My village was very remote so basically to get to the main road you had to walk about three miles through corn fields and then if you wanted to go to the district town you could then get a bus. And the people in my village complained that they hadn’t seen any district officers since the British left because it wasn’t a popular village. It wasn’t on the road. It was on the channel but it was a poor village and it had been kind of decimated during partition so what had happened was that the Sikhs had moved in, Muslims had moved out. There was only one person in the village who could speak English, who was a Hindu school teacher, who had been assigned there and none of them respected him, so I really had to defend kind of a mix of Hindi and Punjabi, but they loved my being there. They thought the British were back. They put me in the rest house that the British officer used to occupy on the edge of the village and being conservative I wore khaki suits just to go riding with the Sikhs. In the morning the Sikhs would bring a chair out, a table, and then people would meet with me same way they did with the British and so it was kind of interesting for me. Some people, I guess, were in families. This village, I think, was so poor that nobody would have had room for me anyway.

I really studied colonial history and I really liked Sikhs. Again I spent a year there after so I don’t think it was arrogant on my part so much as a perspective, which is what Gaudino reinforced. And we had really effective, you know, conversations and interactions. It’s thereafter that I thought, “Um, they really think they had a British officer back because this guy wore khakis; he had these conversations; he’d sit at the desk in the morning; people came go up and talk with him, etc.” But I felt it was more about interaction and particularly with the Sikhs, understanding the village. There was the head Sikh who would come out every morning and then I think with his son. I’d ride in the afternoon. It was, you know, very much an organized society.

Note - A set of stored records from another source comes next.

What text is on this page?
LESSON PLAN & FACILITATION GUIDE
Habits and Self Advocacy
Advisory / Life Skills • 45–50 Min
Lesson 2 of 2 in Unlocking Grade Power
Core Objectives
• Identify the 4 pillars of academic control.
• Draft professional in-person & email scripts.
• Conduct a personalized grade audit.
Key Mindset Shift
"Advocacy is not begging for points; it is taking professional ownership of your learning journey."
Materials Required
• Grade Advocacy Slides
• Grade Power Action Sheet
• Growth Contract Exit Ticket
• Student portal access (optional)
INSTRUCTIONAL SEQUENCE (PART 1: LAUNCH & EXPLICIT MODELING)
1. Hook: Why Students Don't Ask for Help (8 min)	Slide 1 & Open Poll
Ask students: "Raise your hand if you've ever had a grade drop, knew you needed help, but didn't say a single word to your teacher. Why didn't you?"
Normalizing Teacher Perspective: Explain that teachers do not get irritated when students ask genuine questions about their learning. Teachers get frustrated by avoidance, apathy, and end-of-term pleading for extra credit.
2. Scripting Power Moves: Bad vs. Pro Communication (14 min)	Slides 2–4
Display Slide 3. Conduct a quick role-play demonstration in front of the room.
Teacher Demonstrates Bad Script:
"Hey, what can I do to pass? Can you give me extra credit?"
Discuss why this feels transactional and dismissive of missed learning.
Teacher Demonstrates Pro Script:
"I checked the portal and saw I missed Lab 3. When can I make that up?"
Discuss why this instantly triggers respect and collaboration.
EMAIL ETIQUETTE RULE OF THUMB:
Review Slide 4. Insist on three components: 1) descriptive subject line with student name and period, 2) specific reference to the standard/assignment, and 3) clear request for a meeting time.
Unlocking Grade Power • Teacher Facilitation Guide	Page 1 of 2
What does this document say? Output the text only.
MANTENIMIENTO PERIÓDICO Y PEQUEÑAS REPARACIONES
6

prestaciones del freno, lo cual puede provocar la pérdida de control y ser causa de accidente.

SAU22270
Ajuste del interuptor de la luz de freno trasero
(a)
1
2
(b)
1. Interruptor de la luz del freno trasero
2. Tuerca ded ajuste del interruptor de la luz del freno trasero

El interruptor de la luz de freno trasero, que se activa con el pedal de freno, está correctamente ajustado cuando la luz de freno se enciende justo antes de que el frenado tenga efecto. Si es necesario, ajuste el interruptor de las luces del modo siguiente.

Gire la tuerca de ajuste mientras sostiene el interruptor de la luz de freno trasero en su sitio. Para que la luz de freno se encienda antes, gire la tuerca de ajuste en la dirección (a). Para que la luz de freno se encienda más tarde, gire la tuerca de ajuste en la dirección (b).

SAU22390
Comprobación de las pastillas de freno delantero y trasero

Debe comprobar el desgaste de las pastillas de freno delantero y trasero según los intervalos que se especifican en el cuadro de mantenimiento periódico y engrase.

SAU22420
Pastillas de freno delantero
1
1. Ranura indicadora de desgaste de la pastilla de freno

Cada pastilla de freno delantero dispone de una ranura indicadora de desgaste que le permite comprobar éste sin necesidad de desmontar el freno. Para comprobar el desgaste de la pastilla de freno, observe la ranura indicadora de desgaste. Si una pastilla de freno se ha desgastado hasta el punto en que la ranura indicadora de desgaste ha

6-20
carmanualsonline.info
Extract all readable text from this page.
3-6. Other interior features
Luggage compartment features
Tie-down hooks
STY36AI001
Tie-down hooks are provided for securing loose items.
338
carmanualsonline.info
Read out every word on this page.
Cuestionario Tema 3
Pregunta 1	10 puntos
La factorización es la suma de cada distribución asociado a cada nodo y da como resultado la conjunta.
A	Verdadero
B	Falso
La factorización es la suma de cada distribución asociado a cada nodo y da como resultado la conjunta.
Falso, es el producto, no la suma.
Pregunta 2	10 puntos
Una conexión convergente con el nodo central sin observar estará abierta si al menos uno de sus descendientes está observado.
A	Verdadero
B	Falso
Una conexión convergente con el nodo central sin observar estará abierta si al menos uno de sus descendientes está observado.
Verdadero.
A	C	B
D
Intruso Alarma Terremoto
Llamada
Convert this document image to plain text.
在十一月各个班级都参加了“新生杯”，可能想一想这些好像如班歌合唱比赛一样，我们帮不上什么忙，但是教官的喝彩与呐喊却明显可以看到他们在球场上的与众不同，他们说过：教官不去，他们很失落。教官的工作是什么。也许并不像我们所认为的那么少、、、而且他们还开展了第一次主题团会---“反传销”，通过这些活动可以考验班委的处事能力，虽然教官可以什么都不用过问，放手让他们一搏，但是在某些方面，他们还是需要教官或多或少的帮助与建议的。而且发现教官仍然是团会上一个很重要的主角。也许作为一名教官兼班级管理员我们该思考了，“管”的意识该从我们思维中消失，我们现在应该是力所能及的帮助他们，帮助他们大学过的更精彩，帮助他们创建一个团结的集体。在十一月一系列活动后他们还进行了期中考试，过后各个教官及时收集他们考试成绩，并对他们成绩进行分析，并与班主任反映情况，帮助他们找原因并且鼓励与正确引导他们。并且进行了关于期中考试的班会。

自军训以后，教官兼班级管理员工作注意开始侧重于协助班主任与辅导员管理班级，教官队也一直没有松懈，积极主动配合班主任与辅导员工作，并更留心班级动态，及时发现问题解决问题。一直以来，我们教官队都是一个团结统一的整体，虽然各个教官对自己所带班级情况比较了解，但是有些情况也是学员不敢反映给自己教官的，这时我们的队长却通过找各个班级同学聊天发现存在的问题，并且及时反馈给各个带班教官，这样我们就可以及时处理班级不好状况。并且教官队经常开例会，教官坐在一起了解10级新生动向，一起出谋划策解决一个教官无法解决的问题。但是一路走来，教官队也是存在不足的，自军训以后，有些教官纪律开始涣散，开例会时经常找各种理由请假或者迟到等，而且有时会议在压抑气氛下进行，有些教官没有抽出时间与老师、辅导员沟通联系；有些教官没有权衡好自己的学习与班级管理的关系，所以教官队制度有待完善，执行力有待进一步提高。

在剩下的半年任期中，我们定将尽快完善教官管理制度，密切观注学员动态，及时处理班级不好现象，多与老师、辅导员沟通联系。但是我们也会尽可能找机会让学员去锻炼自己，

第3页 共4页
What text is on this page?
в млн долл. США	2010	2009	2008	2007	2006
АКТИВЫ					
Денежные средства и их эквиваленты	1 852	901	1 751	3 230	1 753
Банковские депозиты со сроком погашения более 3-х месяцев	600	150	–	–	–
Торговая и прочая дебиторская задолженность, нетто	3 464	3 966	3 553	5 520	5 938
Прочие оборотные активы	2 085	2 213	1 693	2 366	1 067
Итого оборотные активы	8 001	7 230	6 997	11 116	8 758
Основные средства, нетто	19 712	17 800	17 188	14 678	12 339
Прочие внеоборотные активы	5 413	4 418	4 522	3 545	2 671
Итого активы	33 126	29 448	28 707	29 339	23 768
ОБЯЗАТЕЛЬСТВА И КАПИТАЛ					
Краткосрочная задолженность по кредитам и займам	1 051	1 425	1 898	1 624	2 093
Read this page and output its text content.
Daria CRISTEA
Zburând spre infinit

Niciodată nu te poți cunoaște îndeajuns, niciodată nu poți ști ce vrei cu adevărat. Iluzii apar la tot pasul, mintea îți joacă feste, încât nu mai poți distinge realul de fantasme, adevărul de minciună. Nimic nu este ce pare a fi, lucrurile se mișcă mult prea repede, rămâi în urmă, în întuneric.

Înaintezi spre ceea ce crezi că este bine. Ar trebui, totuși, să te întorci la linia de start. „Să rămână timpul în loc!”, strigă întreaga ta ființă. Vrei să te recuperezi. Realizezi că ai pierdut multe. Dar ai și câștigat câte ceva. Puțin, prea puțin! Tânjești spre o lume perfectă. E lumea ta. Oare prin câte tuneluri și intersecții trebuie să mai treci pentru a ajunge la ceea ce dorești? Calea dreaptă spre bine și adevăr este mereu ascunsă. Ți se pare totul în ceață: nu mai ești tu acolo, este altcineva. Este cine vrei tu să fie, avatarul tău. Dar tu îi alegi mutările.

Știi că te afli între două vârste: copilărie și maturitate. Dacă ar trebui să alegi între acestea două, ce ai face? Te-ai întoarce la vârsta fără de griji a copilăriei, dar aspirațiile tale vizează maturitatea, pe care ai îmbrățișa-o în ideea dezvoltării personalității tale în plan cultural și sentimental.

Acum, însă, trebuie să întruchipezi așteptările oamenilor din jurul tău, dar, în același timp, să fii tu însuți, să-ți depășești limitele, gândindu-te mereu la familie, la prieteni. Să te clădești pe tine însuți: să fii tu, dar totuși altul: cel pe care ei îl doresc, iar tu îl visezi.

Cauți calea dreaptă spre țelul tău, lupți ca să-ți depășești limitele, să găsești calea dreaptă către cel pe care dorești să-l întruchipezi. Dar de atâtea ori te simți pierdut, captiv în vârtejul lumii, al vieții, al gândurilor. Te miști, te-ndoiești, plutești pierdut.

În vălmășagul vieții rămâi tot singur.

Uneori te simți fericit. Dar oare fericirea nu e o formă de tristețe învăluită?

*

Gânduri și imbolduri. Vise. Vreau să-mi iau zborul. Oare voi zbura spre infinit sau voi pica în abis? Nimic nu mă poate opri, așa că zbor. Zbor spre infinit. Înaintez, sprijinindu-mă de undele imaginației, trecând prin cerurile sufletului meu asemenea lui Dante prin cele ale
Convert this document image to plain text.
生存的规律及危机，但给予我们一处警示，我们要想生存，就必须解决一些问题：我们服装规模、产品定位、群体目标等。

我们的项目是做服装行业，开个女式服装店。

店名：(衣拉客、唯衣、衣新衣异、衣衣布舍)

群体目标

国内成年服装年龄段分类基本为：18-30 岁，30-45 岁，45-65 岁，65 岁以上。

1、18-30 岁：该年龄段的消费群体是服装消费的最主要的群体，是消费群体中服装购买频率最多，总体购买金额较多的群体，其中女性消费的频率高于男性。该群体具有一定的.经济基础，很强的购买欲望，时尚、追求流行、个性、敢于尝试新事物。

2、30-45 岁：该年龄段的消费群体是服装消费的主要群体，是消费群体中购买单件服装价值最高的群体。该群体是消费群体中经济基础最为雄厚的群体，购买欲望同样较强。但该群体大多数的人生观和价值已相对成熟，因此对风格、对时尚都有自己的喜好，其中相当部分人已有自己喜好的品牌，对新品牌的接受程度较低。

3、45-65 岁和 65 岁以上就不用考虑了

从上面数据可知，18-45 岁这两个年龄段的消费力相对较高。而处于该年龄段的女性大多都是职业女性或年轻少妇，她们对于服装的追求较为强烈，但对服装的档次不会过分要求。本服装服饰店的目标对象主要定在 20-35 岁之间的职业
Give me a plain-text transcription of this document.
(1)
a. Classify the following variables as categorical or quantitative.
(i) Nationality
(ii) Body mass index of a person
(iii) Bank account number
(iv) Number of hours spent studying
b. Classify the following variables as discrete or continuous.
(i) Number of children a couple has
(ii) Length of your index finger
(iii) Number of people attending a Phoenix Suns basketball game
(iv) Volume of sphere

Gaudino’s visits were just like those of the villagers. What he’d do is he’d sit out with me at this table. We’d have lunch and he would ask questions. Probably the difference for him from the others is that I learned if you take a t-shirt and soak it in water and put a quart bottle of beer in it and tie it to one of the rafters and let it swing all morning in the wind it gets really cold. He liked that. He enjoyed a cold beer in the village.